Re: [PATCH 1/3] drm/panthor: Don't use the racy drm_gem_lru_remove() helper

From: Boris Brezillon

Date: Thu May 07 2026 - 08:10:44 EST


On Thu, 7 May 2026 11:01:25 +0100
Liviu Dudau <liviu.dudau@xxxxxxx> wrote:

> On Wed, May 06, 2026 at 02:16:26PM +0200, Boris Brezillon wrote:
> > drm_gem_lru_remove() dereference stores drm_gem_object::lru in a local
> > variable that's then dereferenced to acquire the LRU lock. Because this
> > assignment in done without the LRU lock held, it can race with
> > drm_gem_lru_scan() where drm_gem_object::lru is temporarily assigned
> > a stack-allcated LRU that goes away when leaving the function. By
> > the time we dereference this local lru variable, the object might already
> > be gone.
> >
> > It feels like drm_gem_lru_move_tail() was never meant to be used this
> > way, because there's no easy way we can avoid this race unless we defer
> > the locking to the caller. Let's add an explicit LRU for unreclaimable
> > BOs instead, and have all BOs added to this LRU at creation time.
>
> I would argue that drm_gem_lru_scan() is broken by design. If you're going
> to release the LRU lock in the middle of a loop you can expect that someone
> will get hold of your stack-allocated LRU and end up picking the pieces.

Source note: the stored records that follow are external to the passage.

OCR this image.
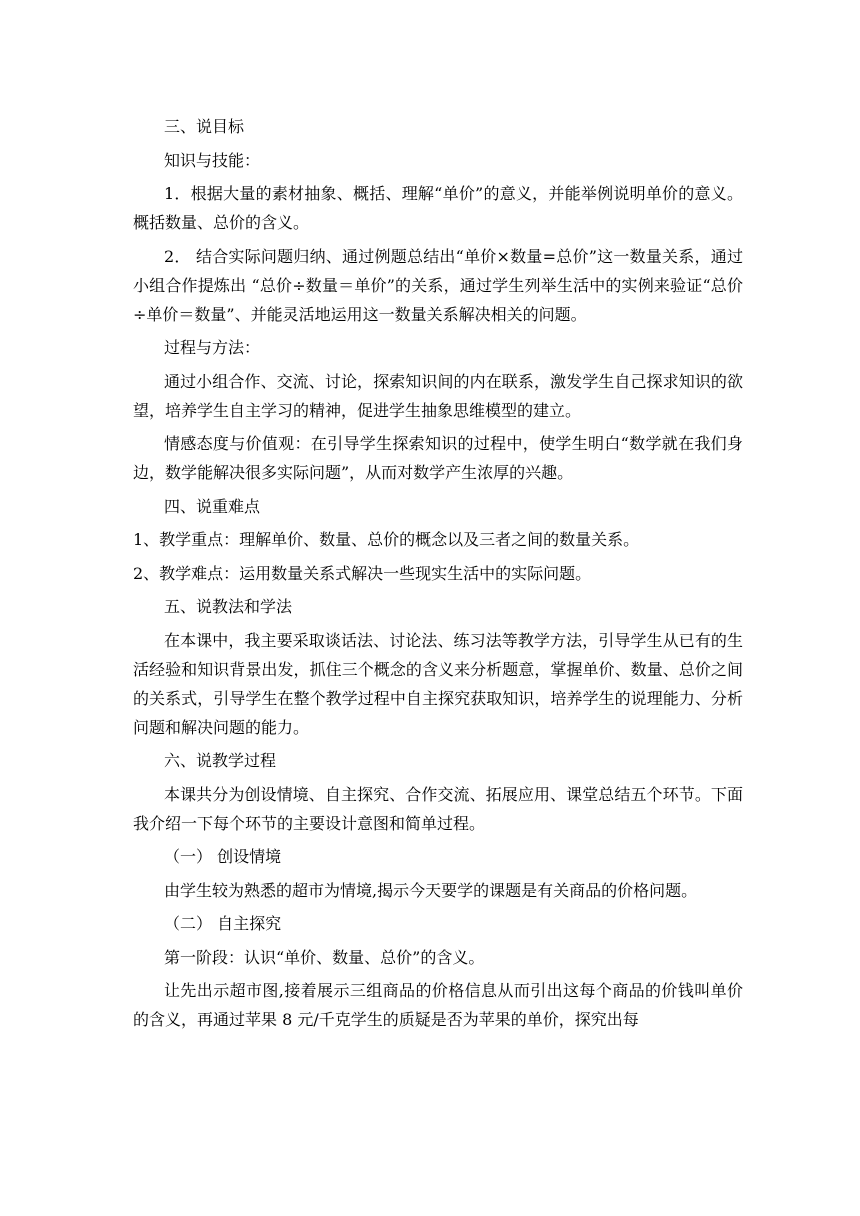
三、说目标

知识与技能：

1．根据大量的素材抽象、概括、理解“单价”的意义，并能举例说明单价的意义。概括数量、总价的含义。

2． 结合实际问题归纳、通过例题总结出“单价×数量=总价”这一数量关系，通过小组合作提炼出 “总价÷数量＝单价”的关系，通过学生列举生活中的实例来验证“总价÷单价＝数量”、并能灵活地运用这一数量关系解决相关的问题。

过程与方法：

通过小组合作、交流、讨论，探索知识间的内在联系，激发学生自己探求知识的欲望，培养学生自主学习的精神，促进学生抽象思维模型的建立。

情感态度与价值观：在引导学生探索知识的过程中，使学生明白“数学就在我们身边，数学能解决很多实际问题”，从而对数学产生浓厚的兴趣。

四、说重难点

1、教学重点：理解单价、数量、总价的概念以及三者之间的数量关系。

2、教学难点：运用数量关系式解决一些现实生活中的实际问题。

五、说教法和学法

在本课中，我主要采取谈话法、讨论法、练习法等教学方法，引导学生从已有的生活经验和知识背景出发，抓住三个概念的含义来分析题意，掌握单价、数量、总价之间的关系式，引导学生在整个教学过程中自主探究获取知识，培养学生的说理能力、分析问题和解决问题的能力。

六、说教学过程

本课共分为创设情境、自主探究、合作交流、拓展应用、课堂总结五个环节。下面我介绍一下每个环节的主要设计意图和简单过程。

（一） 创设情境

由学生较为熟悉的超市为情境,揭示今天要学的课题是有关商品的价格问题。

（二） 自主探究

第一阶段：认识“单价、数量、总价”的含义。

让先出示超市图,接着展示三组商品的价格信息从而引出这每个商品的价钱叫单价的含义，再通过苹果 8 元/千克学生的质疑是否为苹果的单价，探究出每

I think it's fine as long as you always use the drm_gem_lru helpers to
manipulate the lru field, which is true of a lot of kernel constructs.

> This patch is fine in itself by trying to avoid stepping into the fight,
> but I think we should also add a warning in drm_gem_lru_scan() for future
> users to be aware of the dangers.

Warning the user about what? There's nothing they can do about it, and
I don't even think it's unsafe per-se, unless someone goes off and
stores the drm_gem_object::lru value somewhere else while their shrink()
callback is called, and accesses it later, outside the shrinker path.
Given drm_gem_lru is not refcounted, there's no way one could safely
hold on the LRU they saw in the shrink() callback anyway, so I don't
think that's fair to blame the drm_gem_lru API for this kind of misuse.